I am Vinit Raj, a 3rd year undergraduate from the department of Computer Science and Engineering enrolled in its B.Tech course at IIT Kharagpur.

I am going to outline my journey through the CDC internship process. I got offers from APT portfolio and DE Shaw for the summer(2022) and finally accepted DE Shaw.

The main component or the skill needed would be Competitive Programming. Day 1 companies are leaning heavily towards cp year after year. Standard questions from leetcode and interviewbit may still pull you through but not a risk worth taking.

I knew about CP from my first year itself but didn’t give it much thought in my first year. The serious phase started in lockdown when I enrolled in Algozenith that is run by one of our department senior. This was during the third semester(September 2020) which was really hectic but I managed. Another important thing I would say is your peer group, my two buddies both got amazing offers on day 1. So, by the time CDC came around I was CM(1918) on codeforces and 2098(5*) on codechef.

Companies I got shortlisted for:

I applied for almost all companies that offered a SDE role. On day 1 I got shortlisted for 6 companies, Rubrik, DE Shaw, APT, Microsoft, Sprinklr and Quantbox.

Tests:

Rubrik: Pretty much a codeforces round all questions ranging from div2 C and div2 D, a good binary search problem, some greedy and DP as well. I solved all 4 questions but took the full 90 minutes and got shortlisted. The shortlist was very small so you needed to solve all problems i guess.

DE Shaw: 3 questions, first two were really easy but the last one was fairly difficult. It was a DP setup but we also needed to backtrack the states and find the optimal path to the answer. I was done in around 45 minutes.

APT: Pretty standard questions don’t remember exactly but shouldn’t be a problem. There were no mcqs like other HFT and Banks.

Microsoft: They changed their platform from mettle to codility this time and it is amazing to say the least. The two questions were pretty easy and no one serious enough should have a problem with it.

Sprinklr: I was expecting this test to be tough and it sure was. Surprisingly the first and last problem were known to me so I made quick work of them. but couldn’t get full marks in the second question which was on DP and printing the optimal path to answer. Doing two questions was enough to get shortlisted.

Quantbox had CV shortlisting.

Interviews:

Like most folks I couldn’t sleep much before day 1. Most interviews were on codepair or codepad ide.

Rubrik:

Round 1: It started at around 6 am but i got my first round at 7 am. A good question on DFS was asked. I made a small mistake in my approach but when the interviewer pointed it out I quickly corrected it and solved it.

Round 2: The interviewer was pretty chill and made me comfortable. The question given was fairly difficult and required binary search and DP. It was pretty long to write but finished it in time and ran a few cases. They seemed fairly impressed and moved on to the HR round.
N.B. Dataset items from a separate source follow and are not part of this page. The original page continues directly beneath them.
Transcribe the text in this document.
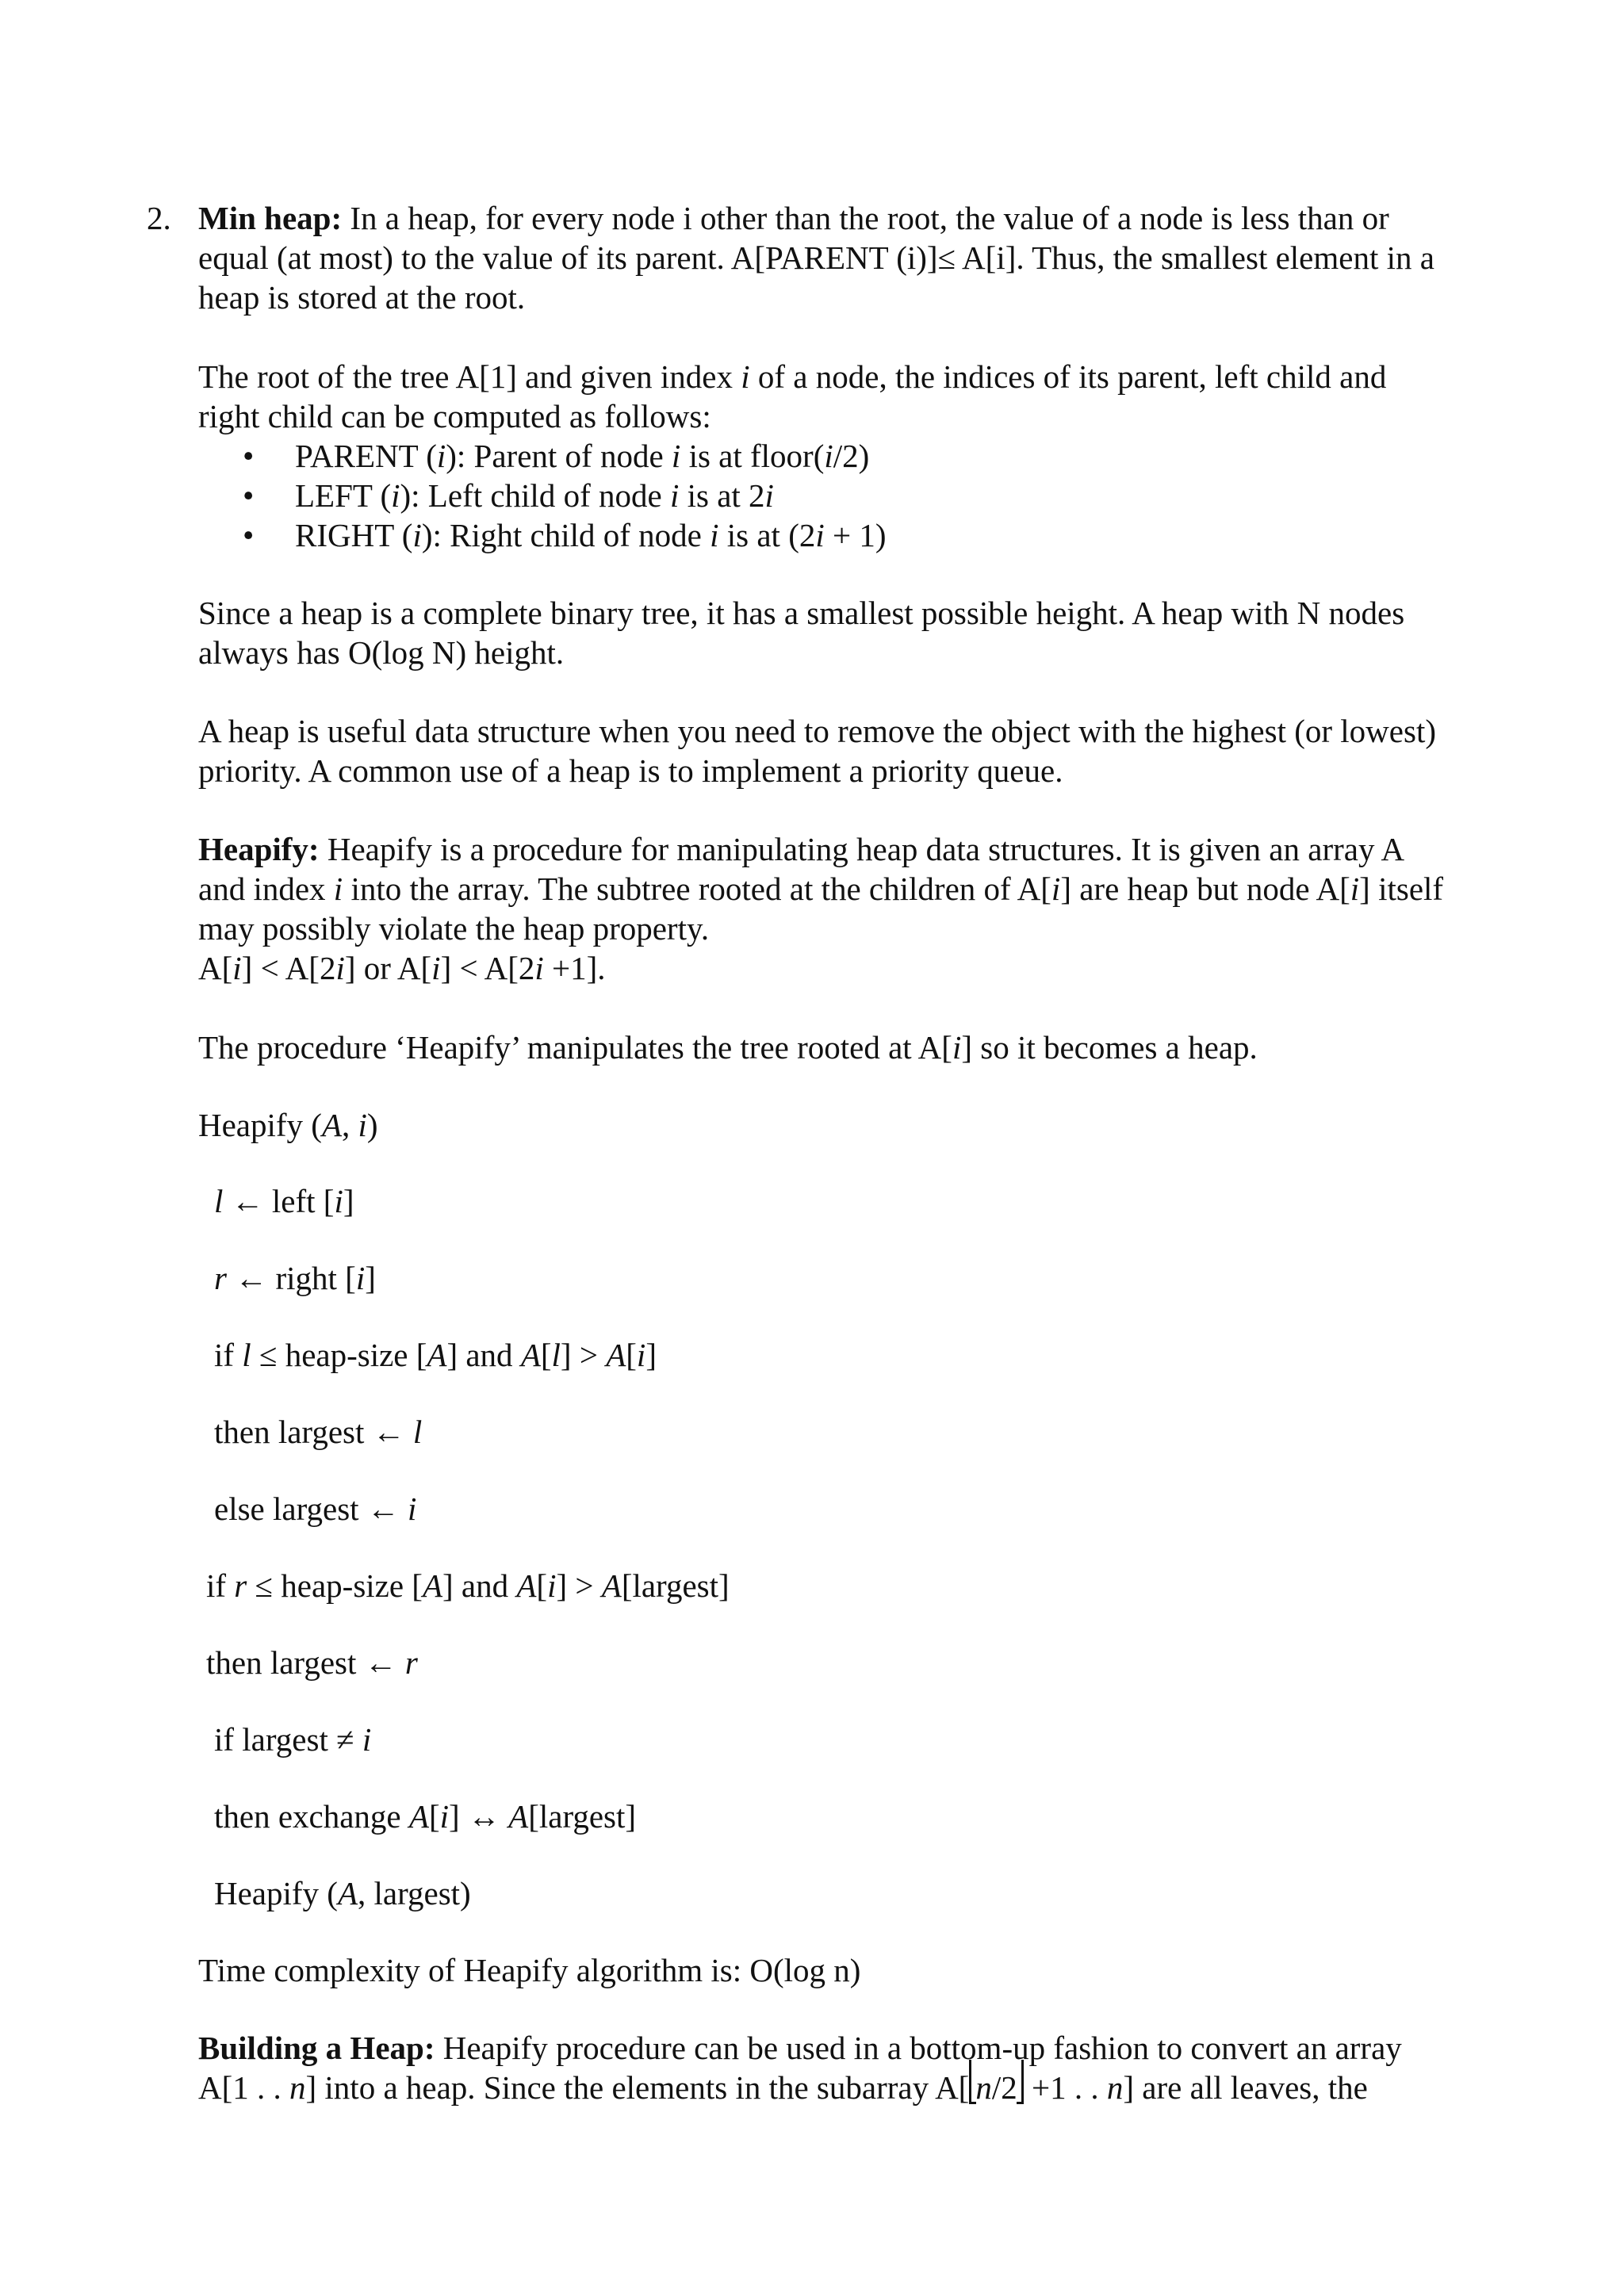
2. Min heap: In a heap, for every node i other than the root, the value of a node is less than or equal (at most) to the value of its parent. A[PARENT (i)]≤ A[i]. Thus, the smallest element in a heap is stored at the root.

The root of the tree A[1] and given index i of a node, the indices of its parent, left child and right child can be computed as follows:

• PARENT (i): Parent of node i is at floor(i/2)
• LEFT (i): Left child of node i is at 2i
• RIGHT (i): Right child of node i is at (2i + 1)

Since a heap is a complete binary tree, it has a smallest possible height. A heap with N nodes always has O(log N) height.

A heap is useful data structure when you need to remove the object with the highest (or lowest) priority. A common use of a heap is to implement a priority queue.

Heapify: Heapify is a procedure for manipulating heap data structures. It is given an array A and index i into the array. The subtree rooted at the children of A[i] are heap but node A[i] itself may possibly violate the heap property.

A[i] < A[2i] or A[i] < A[2i +1].

The procedure ‘Heapify’ manipulates the tree rooted at A[i] so it becomes a heap.

Heapify (A, i)
l ← left [i]
r ← right [i]
if l ≤ heap-size [A] and A[l] > A[i]
then largest ← l
else largest ← i
if r ≤ heap-size [A] and A[i] > A[largest]
then largest ← r
if largest ≠ i
then exchange A[i] ↔ A[largest]
Heapify (A, largest)

Time complexity of Heapify algorithm is: O(log n)

Building a Heap: Heapify procedure can be used in a bottom-up fashion to convert an array A[1 . . n] into a heap. Since the elements in the subarray A[ n/2 +1 . . n] are all leaves, the
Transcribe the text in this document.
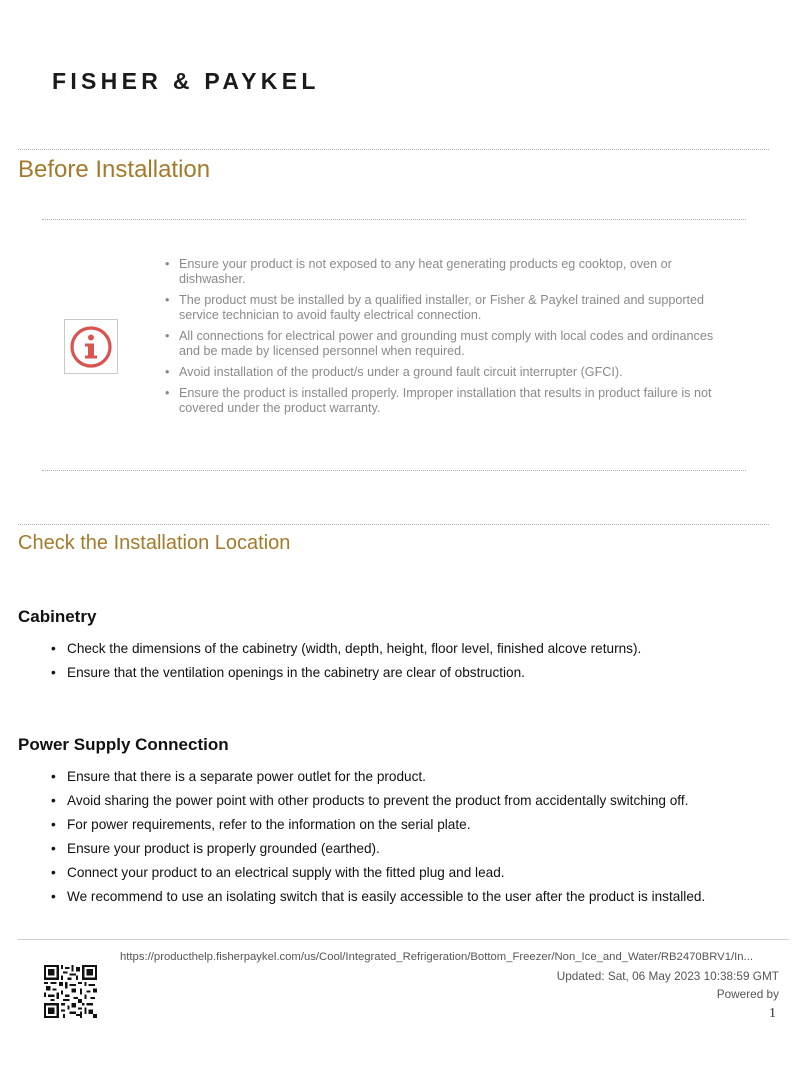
FISHER & PAYKEL
Before Installation
• Ensure your product is not exposed to any heat generating products eg cooktop, oven or dishwasher.
• The product must be installed by a qualified installer, or Fisher & Paykel trained and supported service technician to avoid faulty electrical connection.
• All connections for electrical power and grounding must comply with local codes and ordinances and be made by licensed personnel when required.
• Avoid installation of the product/s under a ground fault circuit interrupter (GFCI).
• Ensure the product is installed properly. Improper installation that results in product failure is not covered under the product warranty.
Check the Installation Location
Cabinetry
• Check the dimensions of the cabinetry (width, depth, height, floor level, finished alcove returns).
• Ensure that the ventilation openings in the cabinetry are clear of obstruction.
Power Supply Connection
• Ensure that there is a separate power outlet for the product.
• Avoid sharing the power point with other products to prevent the product from accidentally switching off.
• For power requirements, refer to the information on the serial plate.
• Ensure your product is properly grounded (earthed).
• Connect your product to an electrical supply with the fitted plug and lead.
• We recommend to use an isolating switch that is easily accessible to the user after the product is installed.
https://producthelp.fisherpaykel.com/us/Cool/Integrated_Refrigeration/Bottom_Freezer/Non_Ice_and_Water/RB2470BRV1/In...
Updated: Sat, 06 May 2023 10:38:59 GMT
Powered by
1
HR Round: This was pretty short and went on smoothly but I ended up getting rejected. Getting rejected in the final round really takes a toll on your confidence, I did not know what I did wrong. But again pondering on it would have only made it worse.

DE Shaw:

I was sitting in rubrik and DE Shaw in alternate fashion as time slots luckily merged like two sorted arrays :p

Round 1: Coding questions regarding some numbers are present even number of times and one odd number of times, find the odd one and then I was asked literally all the variations of this problem, thankfully all of them are available on interviewbit.

Round 2: This was very unexpected for me as only one coding question was asked after that for around 1 hour I was asked on OOPS and in depth C++ and I mean really in depth. The software engineering course really helped me out. I was asked to design some class structures for various scenarios and then about dynamic binding, virtual functions, runtime polymorphism, virtual table and much more. Then I was asked a puzzle and I hadn’t prepared any :( , but was able to solve it after some help. And now they saw Prob Stat written on my CV which i hadn’t revised at all. So here I was sitting for an investment firm, writing prob stat on my resume and not knowing anything, not a place you want to be in :(.

But I was honest that I didn’t revise it and he did not count it against me and I was offered the internship.

APT portfolio:

I sat for APT after my Rubrik HR round and did not have any news from DE Shaw. I was pretty sad.

Round 1: The questions were known to me and were from leetcode medium section so no issues there and I progressed to the second round.

Round 2: This round was again OOPS heavy and I actually revised a bit in the small breaks I got so I was pretty fast and accurate this time. I ended up doing pretty well.

After some time I got to know I received offers from APT and DE Shaw so I stopped interviewing anymore and at the end of the day I ended up accepting from DEShaw.

Conclusion:

  • For B Tech folks I would strongly suggest making up your mind by the end of year 1 about what you want to pursue and stick with it.
  • If you want to aim for CDC then choose your profile a year in advance and go with it. There is no need to panic during the process however, a lot of really good companies come on Day2 and Day3 when the competition has settled a bit so weathering rejection during the initial days might be the biggest barrier.
  • Choose your peer group wisely, that in itself will propel you to pretty much anything.